I have completed this task, hopefully mostly correctly, but there were a few parts I got stuck on. I would appreciate it if anyone could take a quick look through my list, check if there are any of the original list I mis-allocated, and then check my changes - including most specifically how to declare but not define a typedef, and if my enum declaration-not-definition is right. Thanks very much to anyone who helps. I apologise since this isn't strictly a direct code question - i.e. there's no compilable code here, it's more... I dunno. But it does have code in it, so I hope that's okay.
// Original:
/*
char ch; // Definition.
int count = 1; // Definition.
char* name = "Njal"; // Definition.
struct complex { float re, im; }; // Definition.
complex cvar; // Definition.
extern complex sqrt(complex); // Declaration, NOT definition.
extern int error_number; // Declaration, NOT definition.
typedef complex point; // Definition.
float real(complex* p) { return p->re; } // Definition.
const double pi = 3.1415926535897932385; // Definition.
struct user; // Declaration, NOT definition.
template<class T> abs(T a) { return a < 0 ? -a : a; } // Definition.
enum beer { Carlsberg, Tuborg, Thor }; // Definition.
*/
// Definitions/Declarations switched:
/*
extern char ch;
extern int count;
extern char* name;
struct complex;
extern complex cvar;
complex sqrt(complex in) { // Yes, my maths may be wrong here. Doing the actual maths from memory.
complex out;
out.re = (in.re * in.re) - (in.im * in.im);
out.im = (in.re * in.im)*2;
return out;
}
int error_number;
// No idea how to declare but not define a typedef!
float real(complex* p);
extern const double pi;
struct user { string name; int age; char gender; }; // Lets assume we include <string>, and yes, using int for age *might* be a bit wasteful, but meh.
template<class T> abs(T a);
extern enum beer; // Not sure if this is right.
*/
typedef complex point; is not a definition in C++, but only in C.

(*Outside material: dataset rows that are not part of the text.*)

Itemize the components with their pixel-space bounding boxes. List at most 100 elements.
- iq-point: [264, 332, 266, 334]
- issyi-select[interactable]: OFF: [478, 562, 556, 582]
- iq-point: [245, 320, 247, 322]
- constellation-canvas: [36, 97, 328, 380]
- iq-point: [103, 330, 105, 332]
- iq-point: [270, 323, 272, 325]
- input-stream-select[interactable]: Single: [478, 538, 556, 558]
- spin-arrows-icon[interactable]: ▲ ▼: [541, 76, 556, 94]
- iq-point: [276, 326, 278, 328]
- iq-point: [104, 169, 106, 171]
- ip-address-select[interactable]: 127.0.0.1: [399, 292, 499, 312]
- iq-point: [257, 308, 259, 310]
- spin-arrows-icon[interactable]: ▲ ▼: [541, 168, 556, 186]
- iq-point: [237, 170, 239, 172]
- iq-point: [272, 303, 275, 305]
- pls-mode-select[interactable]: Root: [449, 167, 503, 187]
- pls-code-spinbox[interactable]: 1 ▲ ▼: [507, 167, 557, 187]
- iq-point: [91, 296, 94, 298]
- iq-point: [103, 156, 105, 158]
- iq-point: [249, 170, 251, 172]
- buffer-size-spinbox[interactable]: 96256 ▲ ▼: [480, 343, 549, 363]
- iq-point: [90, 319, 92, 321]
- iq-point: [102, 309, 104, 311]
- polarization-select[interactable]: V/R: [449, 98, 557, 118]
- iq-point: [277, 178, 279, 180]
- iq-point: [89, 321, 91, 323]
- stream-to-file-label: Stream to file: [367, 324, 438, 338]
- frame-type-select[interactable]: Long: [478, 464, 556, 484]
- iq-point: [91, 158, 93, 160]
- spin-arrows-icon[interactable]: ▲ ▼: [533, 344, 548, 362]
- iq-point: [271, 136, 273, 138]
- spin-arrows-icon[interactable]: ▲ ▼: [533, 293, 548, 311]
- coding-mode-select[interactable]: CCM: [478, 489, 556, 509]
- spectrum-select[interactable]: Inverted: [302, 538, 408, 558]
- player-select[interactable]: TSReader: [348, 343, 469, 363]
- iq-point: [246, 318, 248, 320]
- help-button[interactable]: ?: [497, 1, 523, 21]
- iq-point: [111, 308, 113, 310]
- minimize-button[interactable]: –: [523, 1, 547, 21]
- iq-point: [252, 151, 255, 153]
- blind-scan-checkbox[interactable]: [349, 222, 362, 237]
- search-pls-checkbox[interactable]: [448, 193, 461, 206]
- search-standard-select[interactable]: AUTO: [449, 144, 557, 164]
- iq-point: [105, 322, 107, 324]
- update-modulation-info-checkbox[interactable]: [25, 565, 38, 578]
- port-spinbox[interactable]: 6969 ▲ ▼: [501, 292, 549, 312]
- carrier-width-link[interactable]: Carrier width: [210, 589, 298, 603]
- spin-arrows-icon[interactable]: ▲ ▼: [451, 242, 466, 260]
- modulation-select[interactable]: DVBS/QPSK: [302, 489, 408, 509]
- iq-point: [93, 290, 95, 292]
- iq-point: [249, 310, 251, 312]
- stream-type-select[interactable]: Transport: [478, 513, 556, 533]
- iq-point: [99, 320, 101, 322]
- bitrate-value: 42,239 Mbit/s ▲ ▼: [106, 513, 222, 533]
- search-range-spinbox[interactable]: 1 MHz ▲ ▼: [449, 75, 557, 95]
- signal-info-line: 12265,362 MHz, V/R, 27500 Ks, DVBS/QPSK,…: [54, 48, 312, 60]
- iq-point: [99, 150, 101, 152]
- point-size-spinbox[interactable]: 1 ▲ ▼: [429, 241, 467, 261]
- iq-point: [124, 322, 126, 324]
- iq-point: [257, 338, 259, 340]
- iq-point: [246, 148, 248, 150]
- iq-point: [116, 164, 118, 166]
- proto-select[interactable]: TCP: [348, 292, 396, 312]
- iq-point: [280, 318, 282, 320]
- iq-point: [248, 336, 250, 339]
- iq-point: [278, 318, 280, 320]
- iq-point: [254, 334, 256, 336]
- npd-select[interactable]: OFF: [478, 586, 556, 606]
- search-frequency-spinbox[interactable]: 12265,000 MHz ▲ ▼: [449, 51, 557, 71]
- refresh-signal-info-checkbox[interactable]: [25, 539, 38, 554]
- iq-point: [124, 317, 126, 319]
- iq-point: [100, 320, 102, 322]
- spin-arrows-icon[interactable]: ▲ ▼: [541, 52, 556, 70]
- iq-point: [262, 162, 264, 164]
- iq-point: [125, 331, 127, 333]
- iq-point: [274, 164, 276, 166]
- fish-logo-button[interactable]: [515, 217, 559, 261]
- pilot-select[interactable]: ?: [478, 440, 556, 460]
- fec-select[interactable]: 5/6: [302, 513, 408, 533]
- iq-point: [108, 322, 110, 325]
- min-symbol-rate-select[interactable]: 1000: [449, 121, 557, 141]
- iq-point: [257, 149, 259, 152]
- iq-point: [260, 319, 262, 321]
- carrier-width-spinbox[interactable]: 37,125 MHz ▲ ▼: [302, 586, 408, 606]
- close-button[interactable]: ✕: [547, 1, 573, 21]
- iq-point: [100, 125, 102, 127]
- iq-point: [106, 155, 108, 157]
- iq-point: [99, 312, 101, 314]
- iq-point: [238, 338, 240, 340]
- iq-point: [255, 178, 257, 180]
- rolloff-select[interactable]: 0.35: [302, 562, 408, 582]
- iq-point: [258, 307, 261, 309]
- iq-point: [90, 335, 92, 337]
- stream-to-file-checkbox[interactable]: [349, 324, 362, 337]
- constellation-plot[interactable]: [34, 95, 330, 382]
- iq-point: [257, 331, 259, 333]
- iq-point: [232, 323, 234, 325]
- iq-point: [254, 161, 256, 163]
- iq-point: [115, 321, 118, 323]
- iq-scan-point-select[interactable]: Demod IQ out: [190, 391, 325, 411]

You also cannot, from what I know, provide a non-defining declaration for pi without changing its meaning, because the definition it shows has internal linkage, but if you put extern const double pi; you will give it external linkage (possibly conflicting with other translation units's pi names). Note that linkage rules are complicated
static int a;
extern int a; // valid, 'a' still internal
extern int b;
static int b; // invalid!
const double pi1 = 3.14;
extern const double pi1; // valid, and 'pi1' is internal
extern const double pi2;
const double pi2 = 3.14; // valid, but 'pi2' is now external
You also cannot only declare an enumeration without defining it.
I believe your other solutions are correct.